Avec les gens trop bien pensants,
les moeurs d'abord
Leur peau ne s'étonnera jamais des différences
Elles se ressemblent
Se touchent comme ces deux hommes
qui dansent
Quand j'ai connu les Maraudeurs, je m'étais promis de ne jamais les juger, puisqu'ils étaient tout le contraire des amis que ma mère voulait pour moi. Ils étaient tout simplement eux. James, c'était mon meilleur ami. On ne s'est jamais rien cacher. Peter, il nous suivait toujours, nous admirais. Nous étions sa vie. Remus… Remus était plus mystérieux. On a apprit pourquoi 6 mois après sa rencontre. C'était un loup-garou. Au début, j'ai été surpris, oui… Mais je suis resté son ami quand même. Mais quand en troisième année, il nous a dit être gai… J'ai fui. Je l'ai ignoré. A ce moment, je n'aurais pas cru être là, à le regarder danser dans les bras d'un autre homme. Car je lui ai pardonner. Pardonner ! Comme s'il avait quelque chose à se faire pardonner ! Disons plutôt que j'ai accepter.
Sans jamais parler
Sans jamais crier
Ils s'aiment en silence
Sans jamais mentir, ni se retourner
Ils se font confiance
Accepter le fait que mon petit Remus, mon petit frère, soit SI différent. Loup-garou. Gai. Accepter le fait aussi qu'il ait choisis quelqu'un que nous n'aimions pas. Qu'est-ce qu'on y pouvais ? Remus avait toujours été… différent. Ce n'est qu'aujourd'hui que je comprends à quel point j'étais à coté de la plaque. A quel point, moi qui me croyais si tolérant, je ne l'étais pas finalement tant que ça. Il n'y avait que Remus pour faire confiance à ce type, pour l'aimer. Il était si intelligent, à 14 ans… Et pourtant… Pendant un an, a souffrir, a le regarder de loin. Alors nous, en bon potes, on a trouver un moyen de les faire tomber l'un dans les bras de l'autre. Même si on détestait ce type. Parce que lui seul pourrait rendre notre Moony heureux. Et quand ils sont sortis de la salle où on les avait enfermer, les yeux humides et les mains soudés… On a comprit qu'il était aussi le seul a pouvoir aimer Remus pour ce qu'il était réellement, et non ce que tout le monde croyait qu'il était. Nous y compris.

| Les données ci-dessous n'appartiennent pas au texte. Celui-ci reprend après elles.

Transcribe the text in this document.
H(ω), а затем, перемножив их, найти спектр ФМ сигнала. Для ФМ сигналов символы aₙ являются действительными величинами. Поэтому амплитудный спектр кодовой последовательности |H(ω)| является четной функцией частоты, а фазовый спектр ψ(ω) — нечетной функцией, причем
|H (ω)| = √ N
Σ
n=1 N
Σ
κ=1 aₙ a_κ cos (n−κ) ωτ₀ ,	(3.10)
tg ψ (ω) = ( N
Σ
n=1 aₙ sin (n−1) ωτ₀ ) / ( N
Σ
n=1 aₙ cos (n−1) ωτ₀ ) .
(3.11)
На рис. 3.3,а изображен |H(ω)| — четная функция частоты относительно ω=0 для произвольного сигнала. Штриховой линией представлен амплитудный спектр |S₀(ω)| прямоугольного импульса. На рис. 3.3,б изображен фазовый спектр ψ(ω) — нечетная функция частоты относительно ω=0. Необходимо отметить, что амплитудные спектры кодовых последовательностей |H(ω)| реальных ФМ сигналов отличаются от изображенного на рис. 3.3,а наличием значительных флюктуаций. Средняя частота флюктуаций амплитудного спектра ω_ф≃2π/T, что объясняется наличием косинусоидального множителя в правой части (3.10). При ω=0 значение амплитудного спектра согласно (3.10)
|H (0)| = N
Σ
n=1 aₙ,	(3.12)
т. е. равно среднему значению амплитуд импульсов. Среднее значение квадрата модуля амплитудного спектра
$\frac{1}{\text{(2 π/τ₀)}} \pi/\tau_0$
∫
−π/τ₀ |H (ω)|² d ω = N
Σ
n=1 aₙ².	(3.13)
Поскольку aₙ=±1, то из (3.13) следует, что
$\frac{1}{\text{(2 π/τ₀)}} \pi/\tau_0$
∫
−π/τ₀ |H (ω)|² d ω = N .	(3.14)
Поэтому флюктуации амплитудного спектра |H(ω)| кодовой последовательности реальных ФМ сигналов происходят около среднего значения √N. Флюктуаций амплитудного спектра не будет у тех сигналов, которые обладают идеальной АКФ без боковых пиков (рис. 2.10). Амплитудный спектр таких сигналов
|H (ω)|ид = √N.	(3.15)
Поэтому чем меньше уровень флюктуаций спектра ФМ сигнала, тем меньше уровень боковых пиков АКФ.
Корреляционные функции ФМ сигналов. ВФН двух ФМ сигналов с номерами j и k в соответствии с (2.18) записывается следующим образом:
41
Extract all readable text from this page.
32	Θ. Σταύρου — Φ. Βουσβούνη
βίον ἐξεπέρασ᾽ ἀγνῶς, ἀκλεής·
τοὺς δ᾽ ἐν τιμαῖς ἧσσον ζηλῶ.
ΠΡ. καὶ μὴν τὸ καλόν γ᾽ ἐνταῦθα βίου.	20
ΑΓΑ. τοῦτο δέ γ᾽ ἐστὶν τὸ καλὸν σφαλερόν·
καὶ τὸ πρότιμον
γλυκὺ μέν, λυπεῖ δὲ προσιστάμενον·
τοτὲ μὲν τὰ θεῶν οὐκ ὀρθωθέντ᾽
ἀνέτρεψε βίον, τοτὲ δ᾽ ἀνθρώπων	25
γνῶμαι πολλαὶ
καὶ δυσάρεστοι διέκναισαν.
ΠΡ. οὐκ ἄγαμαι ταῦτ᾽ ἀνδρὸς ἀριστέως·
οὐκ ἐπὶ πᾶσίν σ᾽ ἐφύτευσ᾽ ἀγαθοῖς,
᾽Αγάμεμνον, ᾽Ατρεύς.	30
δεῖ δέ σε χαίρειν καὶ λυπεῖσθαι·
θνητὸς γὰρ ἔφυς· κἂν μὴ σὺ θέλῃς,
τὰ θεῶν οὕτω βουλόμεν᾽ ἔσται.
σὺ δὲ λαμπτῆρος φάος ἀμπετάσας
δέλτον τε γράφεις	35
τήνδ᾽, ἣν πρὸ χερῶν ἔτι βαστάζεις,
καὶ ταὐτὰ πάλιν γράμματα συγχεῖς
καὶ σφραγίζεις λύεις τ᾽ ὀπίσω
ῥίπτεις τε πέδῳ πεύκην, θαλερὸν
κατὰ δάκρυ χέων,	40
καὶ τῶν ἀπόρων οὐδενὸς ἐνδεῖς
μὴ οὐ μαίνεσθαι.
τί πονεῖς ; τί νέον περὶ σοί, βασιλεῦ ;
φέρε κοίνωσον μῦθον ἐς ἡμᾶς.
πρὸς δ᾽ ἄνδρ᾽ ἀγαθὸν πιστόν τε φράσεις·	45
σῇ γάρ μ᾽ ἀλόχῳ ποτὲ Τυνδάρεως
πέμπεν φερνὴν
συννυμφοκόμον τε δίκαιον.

Si vous saviez comme ils se foutent
de nos injures
Ils préfèrent l'amour, surtout le vrai
À nos murmures
Combien les ont juger, à Poudlard, en les voyant ensemble ! Combien ont parler dans leur dos, contre eux. Ce qu'ils ne savaient pas, c'est qu'ils s'en moquaient bien, tous les deux. Rien ne comptait plus que l'autre. Et, pour Remus, notre opinion aussi, car nous étions son unique famille; celle qu'il avait choisis, aimée, chérie… Pour Remus, même si le monde entier était contre lui, il s'en moquait ! Rien ne comptait, sinon son petit chéri, et nous, qui étions ses trois frère. Je les regarde danser, à ce bal de Noël. Remus a l'air si heureux. Même si tout le monde autour les regarde étrangement. Allez voir ailleurs. Vous ne savez pas ce que c'est que d'être heureux, alors vous enviez le bonheur des autres. Allez voir ailleurs. Je ne vous laisserai pas dire du mal de Remus. Il a assez souffert. Assez eu mal de sa différence.
lls parlent souvent
Des autres gens
Qui s'aiment si fort
Qui s'aiment comme on dit "normalement"
C'est quoi, s'aimer normalement ? Un homme et une femme ? Je veux bien croire qu'il faut être courageux de nos jours pour être en amour, mais personne ne nous juge, personne ne nous pointe du doigt. Les vrais courageux, c'est ceux qui sont différents. Ceux qui sacrifient leur paix pour aimer. Ouais. C'est ça. Nous qui sommes Gryffondor, nous avons trouver plus courageux que nous. James et moi, alors qu'on croyait être des vrais Gryffondors, Made by Goddric, on se rends compte que Remus est beaucoup plus courageux que nous. Aie. Mon égo en prends un coup. Ce qui veut dire que son copain aussi est courageux. Lui qui subit chaque jour les brimades et les moqueries de ses compagnons de maison. Jamais je ne l'ai vu parler de ça à Remus. Il oublie complètement les injures quand il est auprès de son petit loup-garou. Il ne faut pas croire qu'ils ne souffrent pas du rejet des autres ! Ils souffrent. Tellement… Mais pour eux, le bonheur que l'autre leur apporte est plus intense que les moqueries dont ils sont objets. C'est Remus qui m'a dit ça un jour, il n'y a pas si longtemps. Avec un si beau sourire, un sourire si doux, que je ne lui avais jamais vu. L'amour, hein ? Ouais. Il y a quelques années, je n'y aurais jamais cru. Et pourtant… Ils s'aiment. Je ne peux pas dire le contraire.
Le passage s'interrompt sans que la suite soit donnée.